As initial therapy in adults with moderate-to-severe MDD, the ACP updated guideline recommends the use of either cognitive behavioral therapy (CBT) or second-generation antidepressants (SGAs) and the combination of both as an alternative initial therapy option.

The ACP noted that the updated guideline is based on an accompanying comparative effectiveness living systematic review and network meta-analysis and on two additional rapid reviews on values and preferences and cost-effectiveness analyses completed by the ACP Center for Evidence Reviews at Cochrane Austria/University for Continuing Education Krems (Danube University Krems). The ACP’s Clinical Guidelines Committee indicates that since this is a living guideline, it will monitor the literature and periodically update the systematic review and the clinical recommendations.

The guideline provides clinicians with updated clinical recommendations on nonpharmacologic and pharmacologic interventions as initial and second-line treatments during the acute phase of a moderate-to-severe MDD episode. The updates are established on the best available evidence of the comparative benefits and harms and consideration of patient values, preferences, and costs. Furthermore, the updates recommend that therapies should be individualized and based on a discussion with patients on the factors mentioned above as well as other factors, such as adverse effect profiles, accessibility, feasibility, patient-specific symptoms (e.g., insomnia, hypersomnia, or changes in appetite), comorbidities, and use of other pharmacologic agents.

The ACP also recommended initiating CBT in adults with mild major depression and emphasizes the significance of informed decision-making in selecting treatment and considering the patient’s preferences. Key recommendations included the following:

• As initial treatment in patients in the acute phase of moderate-to-severe MDD, consider monotherapy with either CBT or an SGA (strong recommendation, moderate-certainty evidence).
• As initial treatment in patients in the acute phase of moderate-to-severe MDD, consider combination therapy with CBT and an SGA (conditional recommendation; low certainty-evidence).
• As initial treatment in patients in the acute phase of mild MDD, consider monotherapy with CBT (conditional recommendation; low-certainty evidence).
• For patients in the acute phase of moderate-to-severe MDD who did not respond to initial treatment with an adequate dose of an SGA, consider one of the following options:
• Shifting to or augmenting with CBT (conditional recommendation; low-certainty evidence)
• Changing to a different SGA or augmenting with a second pharmacologic treatment (conditional recommendation; low-certainty evidence).
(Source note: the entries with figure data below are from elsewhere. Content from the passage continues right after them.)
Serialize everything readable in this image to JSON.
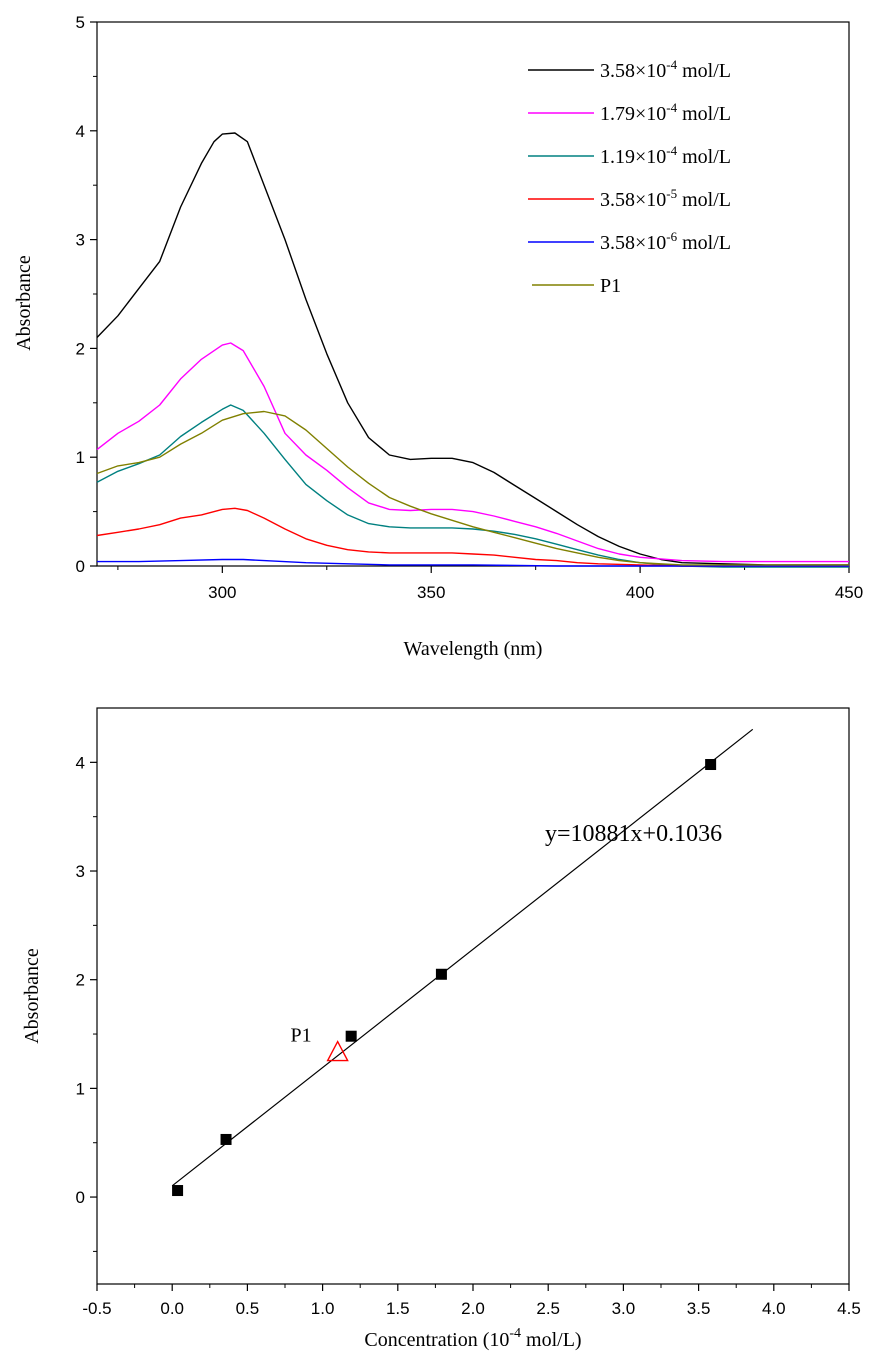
{
  "chart_data": [
    {
      "type": "line",
      "xlabel": "Wavelength (nm)",
      "ylabel": "Absorbance",
      "xlim": [
        270,
        450
      ],
      "ylim": [
        0,
        5
      ],
      "x_ticks": [
        "300",
        "350",
        "400",
        "450"
      ],
      "y_ticks": [
        "0",
        "1",
        "2",
        "3",
        "4",
        "5"
      ],
      "legend_position": "top-right",
      "grid": false,
      "series": [
        {
          "name_main": "3.58×10",
          "name_exp": "-4",
          "name_unit": " mol/L",
          "color": "#000000",
          "points": [
            [
              270,
              2.1
            ],
            [
              275,
              2.3
            ],
            [
              280,
              2.55
            ],
            [
              285,
              2.8
            ],
            [
              290,
              3.3
            ],
            [
              295,
              3.7
            ],
            [
              298,
              3.9
            ],
            [
              300,
              3.97
            ],
            [
              303,
              3.98
            ],
            [
              306,
              3.9
            ],
            [
              310,
              3.5
            ],
            [
              315,
              3.0
            ],
            [
              320,
              2.45
            ],
            [
              325,
              1.95
            ],
            [
              330,
              1.5
            ],
            [
              335,
              1.18
            ],
            [
              340,
              1.02
            ],
            [
              345,
              0.98
            ],
            [
              350,
              0.99
            ],
            [
              355,
              0.99
            ],
            [
              360,
              0.95
            ],
            [
              365,
              0.86
            ],
            [
              370,
              0.74
            ],
            [
              375,
              0.62
            ],
            [
              380,
              0.5
            ],
            [
              385,
              0.38
            ],
            [
              390,
              0.27
            ],
            [
              395,
              0.18
            ],
            [
              400,
              0.11
            ],
            [
              405,
              0.06
            ],
            [
              410,
              0.03
            ],
            [
              420,
              0.02
            ],
            [
              430,
              0.01
            ],
            [
              450,
              0.01
            ]
          ]
        },
        {
          "name_main": "1.79×10",
          "name_exp": "-4",
          "name_unit": " mol/L",
          "color": "#ff00ff",
          "points": [
            [
              270,
              1.07
            ],
            [
              275,
              1.22
            ],
            [
              280,
              1.33
            ],
            [
              285,
              1.48
            ],
            [
              290,
              1.72
            ],
            [
              295,
              1.9
            ],
            [
              300,
              2.03
            ],
            [
              302,
              2.05
            ],
            [
              305,
              1.98
            ],
            [
              310,
              1.65
            ],
            [
              315,
              1.22
            ],
            [
              320,
              1.02
            ],
            [
              325,
              0.88
            ],
            [
              330,
              0.72
            ],
            [
              335,
              0.58
            ],
            [
              340,
              0.52
            ],
            [
              345,
              0.51
            ],
            [
              350,
              0.52
            ],
            [
              355,
              0.52
            ],
            [
              360,
              0.5
            ],
            [
              365,
              0.46
            ],
            [
              370,
              0.41
            ],
            [
              375,
              0.36
            ],
            [
              380,
              0.3
            ],
            [
              385,
              0.23
            ],
            [
              390,
              0.16
            ],
            [
              395,
              0.11
            ],
            [
              400,
              0.08
            ],
            [
              410,
              0.05
            ],
            [
              420,
              0.04
            ],
            [
              450,
              0.04
            ]
          ]
        },
        {
          "name_main": "1.19×10",
          "name_exp": "-4",
          "name_unit": " mol/L",
          "color": "#008080",
          "points": [
            [
              270,
              0.77
            ],
            [
              275,
              0.87
            ],
            [
              280,
              0.94
            ],
            [
              285,
              1.02
            ],
            [
              290,
              1.19
            ],
            [
              295,
              1.32
            ],
            [
              300,
              1.44
            ],
            [
              302,
              1.48
            ],
            [
              305,
              1.43
            ],
            [
              310,
              1.22
            ],
            [
              315,
              0.98
            ],
            [
              320,
              0.75
            ],
            [
              325,
              0.6
            ],
            [
              330,
              0.47
            ],
            [
              335,
              0.39
            ],
            [
              340,
              0.36
            ],
            [
              345,
              0.35
            ],
            [
              350,
              0.35
            ],
            [
              355,
              0.35
            ],
            [
              360,
              0.34
            ],
            [
              365,
              0.32
            ],
            [
              370,
              0.29
            ],
            [
              375,
              0.25
            ],
            [
              380,
              0.2
            ],
            [
              385,
              0.15
            ],
            [
              390,
              0.1
            ],
            [
              395,
              0.06
            ],
            [
              400,
              0.03
            ],
            [
              410,
              0.0
            ],
            [
              420,
              -0.01
            ],
            [
              450,
              -0.01
            ]
          ]
        },
        {
          "name_main": "3.58×10",
          "name_exp": "-5",
          "name_unit": " mol/L",
          "color": "#ff0000",
          "points": [
            [
              270,
              0.28
            ],
            [
              275,
              0.31
            ],
            [
              280,
              0.34
            ],
            [
              285,
              0.38
            ],
            [
              290,
              0.44
            ],
            [
              295,
              0.47
            ],
            [
              300,
              0.52
            ],
            [
              303,
              0.53
            ],
            [
              306,
              0.51
            ],
            [
              310,
              0.44
            ],
            [
              315,
              0.34
            ],
            [
              320,
              0.25
            ],
            [
              325,
              0.19
            ],
            [
              330,
              0.15
            ],
            [
              335,
              0.13
            ],
            [
              340,
              0.12
            ],
            [
              350,
              0.12
            ],
            [
              355,
              0.12
            ],
            [
              360,
              0.11
            ],
            [
              365,
              0.1
            ],
            [
              370,
              0.08
            ],
            [
              375,
              0.06
            ],
            [
              380,
              0.05
            ],
            [
              385,
              0.03
            ],
            [
              390,
              0.02
            ],
            [
              400,
              0.01
            ],
            [
              410,
              0.0
            ],
            [
              450,
              0.0
            ]
          ]
        },
        {
          "name_main": "3.58×10",
          "name_exp": "-6",
          "name_unit": " mol/L",
          "color": "#0000ff",
          "points": [
            [
              270,
              0.04
            ],
            [
              280,
              0.04
            ],
            [
              290,
              0.05
            ],
            [
              300,
              0.06
            ],
            [
              305,
              0.06
            ],
            [
              310,
              0.05
            ],
            [
              320,
              0.03
            ],
            [
              330,
              0.02
            ],
            [
              340,
              0.01
            ],
            [
              350,
              0.01
            ],
            [
              360,
              0.01
            ],
            [
              380,
              0.0
            ],
            [
              400,
              0.0
            ],
            [
              450,
              0.0
            ]
          ]
        },
        {
          "name_main": "P1",
          "name_exp": "",
          "name_unit": "",
          "color": "#808000",
          "points": [
            [
              270,
              0.85
            ],
            [
              275,
              0.92
            ],
            [
              280,
              0.95
            ],
            [
              285,
              1.0
            ],
            [
              290,
              1.12
            ],
            [
              295,
              1.22
            ],
            [
              300,
              1.34
            ],
            [
              305,
              1.4
            ],
            [
              310,
              1.42
            ],
            [
              315,
              1.38
            ],
            [
              320,
              1.25
            ],
            [
              325,
              1.08
            ],
            [
              330,
              0.91
            ],
            [
              335,
              0.76
            ],
            [
              340,
              0.63
            ],
            [
              345,
              0.55
            ],
            [
              350,
              0.48
            ],
            [
              355,
              0.42
            ],
            [
              360,
              0.36
            ],
            [
              365,
              0.31
            ],
            [
              370,
              0.26
            ],
            [
              375,
              0.21
            ],
            [
              380,
              0.16
            ],
            [
              385,
              0.12
            ],
            [
              390,
              0.08
            ],
            [
              395,
              0.05
            ],
            [
              400,
              0.03
            ],
            [
              410,
              0.01
            ],
            [
              420,
              0.01
            ],
            [
              450,
              0.01
            ]
          ]
        }
      ]
    },
    {
      "type": "scatter",
      "xlabel_main": "Concentration (10",
      "xlabel_exp": "-4",
      "xlabel_unit": " mol/L)",
      "ylabel": "Absorbance",
      "xlim": [
        -0.5,
        4.5
      ],
      "ylim": [
        -0.8,
        4.5
      ],
      "x_ticks": [
        "-0.5",
        "0.0",
        "0.5",
        "1.0",
        "1.5",
        "2.0",
        "2.5",
        "3.0",
        "3.5",
        "4.0",
        "4.5"
      ],
      "y_ticks": [
        "0",
        "1",
        "2",
        "3",
        "4"
      ],
      "grid": false,
      "points": [
        [
          0.0358,
          0.06
        ],
        [
          0.358,
          0.53
        ],
        [
          1.19,
          1.48
        ],
        [
          1.79,
          2.05
        ],
        [
          3.58,
          3.98
        ]
      ],
      "p1_point": {
        "label": "P1",
        "x": 1.1,
        "y": 1.32,
        "color": "#ff0000"
      },
      "fit": {
        "equation": "y=10881x+0.1036",
        "slope": 1.0881,
        "intercept": 0.1036,
        "x_range": [
          0.0,
          3.86
        ]
      }
    }
  ]
}
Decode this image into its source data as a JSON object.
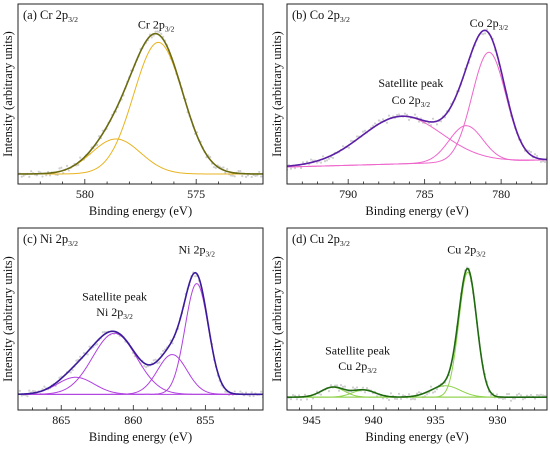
{
  "chart_data": [
    {
      "type": "line",
      "panel_label": "(a) Cr 2p",
      "panel_label_sub": "3/2",
      "xlabel": "Binding energy (eV)",
      "ylabel": "Intensity (arbitrary units)",
      "xlim": [
        583,
        572
      ],
      "x_ticks": [
        580,
        575
      ],
      "y_range": [
        0,
        1
      ],
      "y_ticks_shown": false,
      "colors": {
        "envelope": "#6b6b12",
        "component": "#e8b420",
        "data": "#cfcfcf"
      },
      "peaks": [
        {
          "position": 576.7,
          "amplitude": 0.94,
          "fwhm": 2.6
        },
        {
          "position": 578.6,
          "amplitude": 0.25,
          "fwhm": 2.6
        }
      ],
      "background": {
        "slope": 0.0,
        "offset": 0.0
      },
      "annotations": [
        {
          "text": "Cr 2p",
          "sub": "3/2",
          "x": 576.8,
          "y": 1.04
        }
      ]
    },
    {
      "type": "line",
      "panel_label": "(b) Co 2p",
      "panel_label_sub": "3/2",
      "xlabel": "Binding energy (eV)",
      "ylabel": "Intensity (arbitrary units)",
      "xlim": [
        794,
        777
      ],
      "x_ticks": [
        790,
        785,
        780
      ],
      "y_range": [
        0,
        1
      ],
      "y_ticks_shown": false,
      "colors": {
        "envelope": "#5b1fa6",
        "component": "#ee66cc",
        "data": "#cfcfcf"
      },
      "peaks": [
        {
          "position": 780.8,
          "amplitude": 0.78,
          "fwhm": 2.6
        },
        {
          "position": 782.3,
          "amplitude": 0.26,
          "fwhm": 2.6
        },
        {
          "position": 786.5,
          "amplitude": 0.34,
          "fwhm": 6.2
        }
      ],
      "background": {
        "slope": -0.003,
        "offset": 0.05
      },
      "annotations": [
        {
          "text": "Co 2p",
          "sub": "3/2",
          "x": 780.8,
          "y": 1.05
        },
        {
          "text": "Satellite peak",
          "sub": "",
          "x": 785.9,
          "y": 0.62
        },
        {
          "text": "Co 2p",
          "sub": "3/2",
          "x": 785.9,
          "y": 0.5
        }
      ]
    },
    {
      "type": "line",
      "panel_label": "(c) Ni 2p",
      "panel_label_sub": "3/2",
      "xlabel": "Binding energy (eV)",
      "ylabel": "Intensity (arbitrary units)",
      "xlim": [
        868,
        851
      ],
      "x_ticks": [
        865,
        860,
        855
      ],
      "y_range": [
        0,
        1
      ],
      "y_ticks_shown": false,
      "colors": {
        "envelope": "#3a1a9a",
        "component": "#b040e0",
        "data": "#cfcfcf"
      },
      "peaks": [
        {
          "position": 855.6,
          "amplitude": 0.78,
          "fwhm": 1.9
        },
        {
          "position": 857.3,
          "amplitude": 0.28,
          "fwhm": 2.4
        },
        {
          "position": 861.3,
          "amplitude": 0.43,
          "fwhm": 3.6
        },
        {
          "position": 864.0,
          "amplitude": 0.12,
          "fwhm": 3.0
        }
      ],
      "background": {
        "slope": 0.0,
        "offset": 0.04
      },
      "annotations": [
        {
          "text": "Ni 2p",
          "sub": "3/2",
          "x": 855.6,
          "y": 1.03
        },
        {
          "text": "Satellite peak",
          "sub": "",
          "x": 861.3,
          "y": 0.7
        },
        {
          "text": "Ni 2p",
          "sub": "3/2",
          "x": 861.3,
          "y": 0.59
        }
      ]
    },
    {
      "type": "line",
      "panel_label": "(d) Cu 2p",
      "panel_label_sub": "3/2",
      "xlabel": "Binding energy (eV)",
      "ylabel": "Intensity (arbitrary units)",
      "xlim": [
        947,
        926
      ],
      "x_ticks": [
        945,
        940,
        935,
        930
      ],
      "y_range": [
        0,
        1
      ],
      "y_ticks_shown": false,
      "colors": {
        "envelope": "#1f6a10",
        "component": "#8ed24a",
        "data": "#cfcfcf"
      },
      "peaks": [
        {
          "position": 932.4,
          "amplitude": 0.88,
          "fwhm": 1.7
        },
        {
          "position": 934.2,
          "amplitude": 0.08,
          "fwhm": 2.8
        },
        {
          "position": 943.3,
          "amplitude": 0.07,
          "fwhm": 2.2
        },
        {
          "position": 940.8,
          "amplitude": 0.05,
          "fwhm": 2.2
        }
      ],
      "background": {
        "slope": 0.0,
        "offset": 0.02
      },
      "annotations": [
        {
          "text": "Cu 2p",
          "sub": "3/2",
          "x": 932.5,
          "y": 1.03
        },
        {
          "text": "Satellite peak",
          "sub": "",
          "x": 941.3,
          "y": 0.32
        },
        {
          "text": "Cu 2p",
          "sub": "3/2",
          "x": 941.3,
          "y": 0.21
        }
      ]
    }
  ]
}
The updated guidelines also suggested that when initiating an antidepressant, prescribers should start therapy with a low or minimum dose to decrease the potential of adverse effects and enhance adherence. Clinicians should also monitor patients for exacerbation of symptoms after 1 to 2 weeks of treatment with an SGA.

In a press release on the ACP website, Ryan D. Mire, MD, MACP, ACP president, stated, “Major depressive disorder is a leading cause of disability, resulting in significant costs to individuals, society, and health care systems and is often underrecognized and undertreated. It is critically important for patients to have continuity when being treated and managed to ensure adherence and address adverse effects. Also critical is the need for shared decision making around the best course of treatment based on preferences and including considerations around cost and access to care.”